The government’s attorney, Sarah Smith, argued that the government’s own decision to end the case is, by itself, a sufficient legal reason to allow it to intervene and dismiss the lawsuit. She relied on a Supreme Court ruling in Polansky v. Executive Health Resources to support this position.

Smith explained that when the government seeks dismissal before the defendants have filed a formal answer, the court has no authority to second-guess or block that request under the normal rules for voluntary dismissal (Rule 41(a)). In such situations, the judge must grant the dismissal.
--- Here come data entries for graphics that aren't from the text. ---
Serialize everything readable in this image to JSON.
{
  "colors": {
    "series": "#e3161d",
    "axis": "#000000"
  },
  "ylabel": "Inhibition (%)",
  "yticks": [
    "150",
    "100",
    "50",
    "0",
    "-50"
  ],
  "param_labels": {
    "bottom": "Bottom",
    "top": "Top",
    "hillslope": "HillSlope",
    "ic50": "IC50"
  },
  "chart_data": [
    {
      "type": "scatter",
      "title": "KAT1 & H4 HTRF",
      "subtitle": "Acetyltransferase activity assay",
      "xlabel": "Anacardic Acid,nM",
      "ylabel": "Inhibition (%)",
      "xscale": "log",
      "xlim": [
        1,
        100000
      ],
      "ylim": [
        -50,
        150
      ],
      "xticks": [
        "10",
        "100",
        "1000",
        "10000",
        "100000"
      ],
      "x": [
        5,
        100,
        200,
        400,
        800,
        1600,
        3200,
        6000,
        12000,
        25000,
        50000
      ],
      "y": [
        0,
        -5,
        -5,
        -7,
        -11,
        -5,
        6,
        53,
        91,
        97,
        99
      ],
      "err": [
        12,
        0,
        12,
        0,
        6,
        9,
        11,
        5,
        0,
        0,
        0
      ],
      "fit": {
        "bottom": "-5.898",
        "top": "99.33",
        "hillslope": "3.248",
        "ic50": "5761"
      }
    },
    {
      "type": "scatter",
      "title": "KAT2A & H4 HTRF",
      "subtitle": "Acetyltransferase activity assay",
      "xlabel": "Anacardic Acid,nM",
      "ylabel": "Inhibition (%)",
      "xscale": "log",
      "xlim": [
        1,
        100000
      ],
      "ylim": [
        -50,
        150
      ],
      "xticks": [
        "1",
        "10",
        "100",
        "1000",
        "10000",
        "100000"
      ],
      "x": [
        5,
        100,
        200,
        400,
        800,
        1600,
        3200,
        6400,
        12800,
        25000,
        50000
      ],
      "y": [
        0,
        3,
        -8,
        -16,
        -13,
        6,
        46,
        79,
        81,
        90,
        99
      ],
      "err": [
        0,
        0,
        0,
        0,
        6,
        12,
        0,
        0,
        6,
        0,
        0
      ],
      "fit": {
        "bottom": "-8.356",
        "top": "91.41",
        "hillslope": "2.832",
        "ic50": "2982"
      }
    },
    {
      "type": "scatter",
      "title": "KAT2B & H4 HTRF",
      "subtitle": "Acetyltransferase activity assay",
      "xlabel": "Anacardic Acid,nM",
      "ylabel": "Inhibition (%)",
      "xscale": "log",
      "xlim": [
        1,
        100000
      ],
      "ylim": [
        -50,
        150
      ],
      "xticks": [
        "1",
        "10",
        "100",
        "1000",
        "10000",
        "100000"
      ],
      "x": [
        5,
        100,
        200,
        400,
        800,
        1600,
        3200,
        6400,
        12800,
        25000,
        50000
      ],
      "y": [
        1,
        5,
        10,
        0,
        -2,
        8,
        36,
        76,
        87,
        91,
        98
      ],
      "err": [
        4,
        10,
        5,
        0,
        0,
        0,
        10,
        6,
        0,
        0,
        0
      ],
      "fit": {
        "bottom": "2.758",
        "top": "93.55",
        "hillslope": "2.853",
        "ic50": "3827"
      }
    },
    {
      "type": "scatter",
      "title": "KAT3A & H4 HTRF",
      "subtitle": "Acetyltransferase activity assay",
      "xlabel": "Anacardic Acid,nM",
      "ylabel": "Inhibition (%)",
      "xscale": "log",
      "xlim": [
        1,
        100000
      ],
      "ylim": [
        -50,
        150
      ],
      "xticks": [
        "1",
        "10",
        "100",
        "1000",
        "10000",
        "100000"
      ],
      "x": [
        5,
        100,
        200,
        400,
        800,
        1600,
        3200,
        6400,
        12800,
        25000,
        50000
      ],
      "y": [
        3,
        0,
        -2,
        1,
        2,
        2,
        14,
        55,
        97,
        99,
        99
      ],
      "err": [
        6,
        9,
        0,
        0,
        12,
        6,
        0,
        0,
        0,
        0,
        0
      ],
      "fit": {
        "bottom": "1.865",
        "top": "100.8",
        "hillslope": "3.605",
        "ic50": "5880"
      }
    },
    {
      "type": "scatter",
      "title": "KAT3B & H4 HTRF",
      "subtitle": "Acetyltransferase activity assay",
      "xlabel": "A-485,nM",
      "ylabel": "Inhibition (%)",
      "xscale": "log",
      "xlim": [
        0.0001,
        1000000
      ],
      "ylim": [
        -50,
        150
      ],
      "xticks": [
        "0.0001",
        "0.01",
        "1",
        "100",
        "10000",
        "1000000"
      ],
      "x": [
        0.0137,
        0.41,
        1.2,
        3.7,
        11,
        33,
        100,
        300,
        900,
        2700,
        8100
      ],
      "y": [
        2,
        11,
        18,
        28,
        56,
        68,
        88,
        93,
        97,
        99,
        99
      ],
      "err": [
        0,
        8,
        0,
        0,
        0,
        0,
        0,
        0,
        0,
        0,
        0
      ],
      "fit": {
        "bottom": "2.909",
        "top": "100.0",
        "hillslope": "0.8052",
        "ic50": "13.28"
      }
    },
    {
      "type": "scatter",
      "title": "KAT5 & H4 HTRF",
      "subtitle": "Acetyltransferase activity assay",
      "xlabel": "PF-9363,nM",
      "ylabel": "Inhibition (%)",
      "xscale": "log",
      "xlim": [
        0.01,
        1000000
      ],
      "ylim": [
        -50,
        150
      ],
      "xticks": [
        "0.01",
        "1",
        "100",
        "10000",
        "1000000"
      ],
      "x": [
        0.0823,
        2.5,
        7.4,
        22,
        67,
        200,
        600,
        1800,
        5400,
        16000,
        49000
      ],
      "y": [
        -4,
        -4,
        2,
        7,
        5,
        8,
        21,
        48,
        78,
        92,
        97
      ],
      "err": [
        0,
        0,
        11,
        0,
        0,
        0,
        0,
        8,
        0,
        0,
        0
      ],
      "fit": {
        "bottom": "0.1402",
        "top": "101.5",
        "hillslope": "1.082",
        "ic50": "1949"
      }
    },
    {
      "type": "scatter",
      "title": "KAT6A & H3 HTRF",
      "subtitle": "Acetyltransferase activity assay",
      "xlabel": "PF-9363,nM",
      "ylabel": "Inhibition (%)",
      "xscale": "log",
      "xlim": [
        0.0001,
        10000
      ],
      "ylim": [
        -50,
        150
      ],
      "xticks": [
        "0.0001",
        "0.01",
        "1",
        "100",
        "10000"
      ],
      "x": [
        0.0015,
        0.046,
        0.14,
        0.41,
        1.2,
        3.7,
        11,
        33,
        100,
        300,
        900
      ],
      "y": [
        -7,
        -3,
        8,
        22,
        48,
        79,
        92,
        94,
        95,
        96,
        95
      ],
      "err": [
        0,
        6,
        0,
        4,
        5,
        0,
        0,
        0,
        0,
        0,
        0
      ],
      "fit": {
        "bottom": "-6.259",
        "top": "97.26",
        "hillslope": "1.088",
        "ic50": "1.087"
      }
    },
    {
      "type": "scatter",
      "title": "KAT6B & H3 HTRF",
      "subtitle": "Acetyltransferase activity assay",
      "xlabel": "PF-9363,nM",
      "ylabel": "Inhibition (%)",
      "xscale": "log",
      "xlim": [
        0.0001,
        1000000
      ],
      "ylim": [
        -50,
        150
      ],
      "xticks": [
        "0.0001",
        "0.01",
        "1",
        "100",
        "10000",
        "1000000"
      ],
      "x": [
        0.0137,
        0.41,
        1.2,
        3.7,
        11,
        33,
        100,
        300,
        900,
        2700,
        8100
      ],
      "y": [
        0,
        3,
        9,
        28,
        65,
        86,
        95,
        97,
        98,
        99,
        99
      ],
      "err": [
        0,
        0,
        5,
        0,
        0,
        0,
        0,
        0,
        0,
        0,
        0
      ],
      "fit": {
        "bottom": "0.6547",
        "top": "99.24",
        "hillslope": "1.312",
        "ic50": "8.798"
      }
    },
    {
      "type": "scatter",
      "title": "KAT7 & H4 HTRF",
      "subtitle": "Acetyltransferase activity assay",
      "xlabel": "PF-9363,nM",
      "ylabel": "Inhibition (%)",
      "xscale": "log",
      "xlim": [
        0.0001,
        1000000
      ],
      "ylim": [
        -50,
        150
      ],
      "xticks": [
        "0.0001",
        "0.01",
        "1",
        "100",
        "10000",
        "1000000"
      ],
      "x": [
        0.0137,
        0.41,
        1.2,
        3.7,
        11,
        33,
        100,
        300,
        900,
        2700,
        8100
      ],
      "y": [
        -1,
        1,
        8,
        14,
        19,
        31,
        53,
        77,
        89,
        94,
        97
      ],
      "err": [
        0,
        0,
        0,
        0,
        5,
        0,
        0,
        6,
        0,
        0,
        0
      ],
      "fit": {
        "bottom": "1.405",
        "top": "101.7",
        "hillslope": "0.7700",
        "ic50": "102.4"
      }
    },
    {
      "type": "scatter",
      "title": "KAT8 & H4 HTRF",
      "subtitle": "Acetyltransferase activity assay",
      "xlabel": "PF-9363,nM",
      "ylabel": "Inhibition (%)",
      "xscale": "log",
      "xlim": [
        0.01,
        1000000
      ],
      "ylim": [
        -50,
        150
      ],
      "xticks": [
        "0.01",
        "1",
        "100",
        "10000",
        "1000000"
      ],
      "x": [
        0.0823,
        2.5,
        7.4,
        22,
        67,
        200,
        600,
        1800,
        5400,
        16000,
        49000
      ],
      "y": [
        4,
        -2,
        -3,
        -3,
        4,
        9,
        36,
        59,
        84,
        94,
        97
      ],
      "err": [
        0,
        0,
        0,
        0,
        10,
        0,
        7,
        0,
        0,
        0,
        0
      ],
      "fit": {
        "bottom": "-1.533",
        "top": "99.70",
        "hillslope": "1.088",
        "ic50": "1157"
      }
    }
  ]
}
She further maintained that dismissing the case with prejudice (meaning Brook Jackson could not refile it) was proper because it would prevent repeated, pointless attempts to bring the same claim again. She pointed out that Jackson had already filed two amended versions of her complaint, and the government had concluded that continuing the case would not serve its interests—regardless of whether that conclusion was based on cost, policy changes, or other considerations. Her core argument was that qui tam lawsuits under the False Claims Act are brought on behalf of the United States, so when the government decides the case should not go forward, the court should respect that decision and close the matter permanently.
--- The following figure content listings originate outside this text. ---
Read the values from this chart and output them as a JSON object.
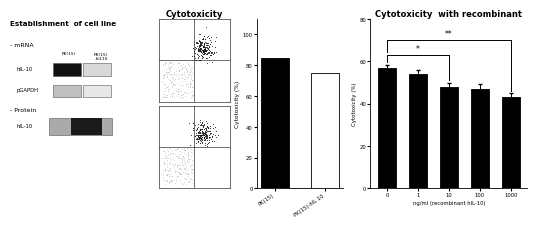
{
  "left_title": "Establishment  of cell line",
  "middle_title": "Cytotoxicity",
  "right_title": "Cytotoxicity  with recombinant",
  "middle_categories": [
    "PK(15)",
    "PK(15)-hIL 10"
  ],
  "middle_values": [
    85,
    75
  ],
  "middle_colors": [
    "black",
    "white"
  ],
  "middle_ylabel": "Cytotoxicity (%)",
  "middle_ylim": [
    0,
    110
  ],
  "middle_yticks": [
    0,
    20,
    40,
    60,
    80,
    100
  ],
  "right_categories": [
    "0",
    "1",
    "10",
    "100",
    "1000"
  ],
  "right_values": [
    57,
    54,
    48,
    47,
    43
  ],
  "right_errors": [
    1.5,
    2.0,
    2.0,
    2.5,
    2.0
  ],
  "right_ylabel": "Cytotoxicity (%)",
  "right_xlabel": "ng/ml (recombinant hIL-10)",
  "right_ylim": [
    0,
    80
  ],
  "right_yticks": [
    0,
    20,
    40,
    60,
    80
  ],
  "mrna_label": "- mRNA",
  "protein_label": "- Protein",
  "hil10_label": "hIL-10",
  "pgapdh_label": "pGAPDH",
  "protein_hil10_label": "hIL-10",
  "col1_label": "PK(15)",
  "col2_label": "PK(15)\n-hIL10",
  "facs_scatter_seed1": 42,
  "facs_scatter_seed2": 99
}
Ventavia’s lawyer, Andrew Guthrie, spoke only about the separate claim that his client had fired Brook Jackson as payback for blowing the whistle.
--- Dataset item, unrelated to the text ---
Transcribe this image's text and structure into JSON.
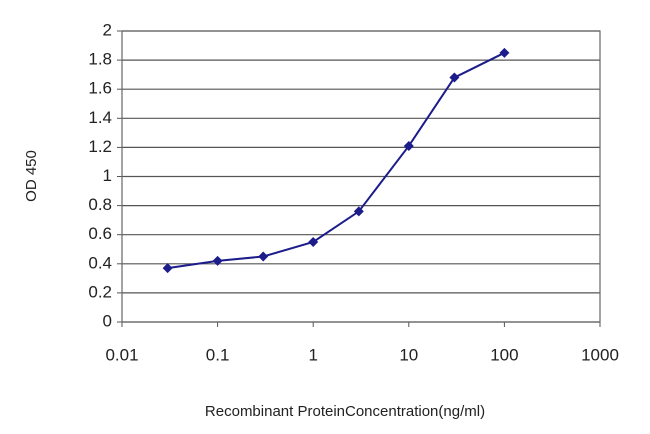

He told the judges this retaliation claim should stay thrown out because Jackson’s lawsuit never properly explained two key things the law requires:

  1. She never clearly said that what she was complaining about was actual fraud on the U.S. government (the specific kind the False Claims Act protects). Instead, her complaints were mostly about broken rules and bad practices in the clinical trial—serious problems, but not automatically the same as defrauding the government.

  2. Even more importantly, she never claimed that Ventavia knew she had called the FDA to report those problems. For a retaliation claim to work under this law, the employer has to realize the employee is trying to expose fraud against the federal government—not just complaining about safety or regulations in general.

Guthrie admitted that, yes, she was fired just hours after her FDA call and only 18 days after starting the job, which looks suspicious. But Guthrie said timing alone isn’t enough: the company has to actually know she was reporting possible government fraud, and her lawsuit never says they did. Because those two pieces were missing, the lower court was right to dismiss the retaliation part of the case.

In his rebuttal, Warner Mendenhall powerfully countered both opponents: he first humanized Brook Jackson’s retaliation claim by reminding the court that ordinary whistleblowers don’t speak in legal jargon—they simply see dangerous fraud in a vaccine trial and report it; the suspicious six-hour gap between her FDA call and being marched off the job, with no prior discipline, was enough for a jury to infer Ventavia knew and retaliated. He then turned to the government’s lawyer, Sarah Smith, and used her own words against her: by openly admitting that the government’s mere “desire to dismiss” equals “good cause,” she proved his point that the government wants a blank check to shut down any case it dislikes. Mendenhall argued that new evidence of vaccine injuries and deaths continues to pour in daily, making a final dismissal with prejudice wrong—Jackson should be allowed to refile as the full picture of alleged fraud on the government emerges, fulfilling Congress’s intent that whistleblowers serve as an independent check when the government itself may be protecting wrongdoers.

This case underscores tensions in FCA enforcement: balancing government prerogative with relator autonomy. Dismissal with prejudice risks chilling whistleblowers, especially in politically charged public health contexts. As vaccine data evolves—revealing injuries and inefficacy—Jackson’s suit highlights the need for robust checks on corporate-government ties. Ultimately, it tests whether the False Claims Act fulfills its anti-fraud mandate or yields to executive discretion, potentially undermining accountability in crises.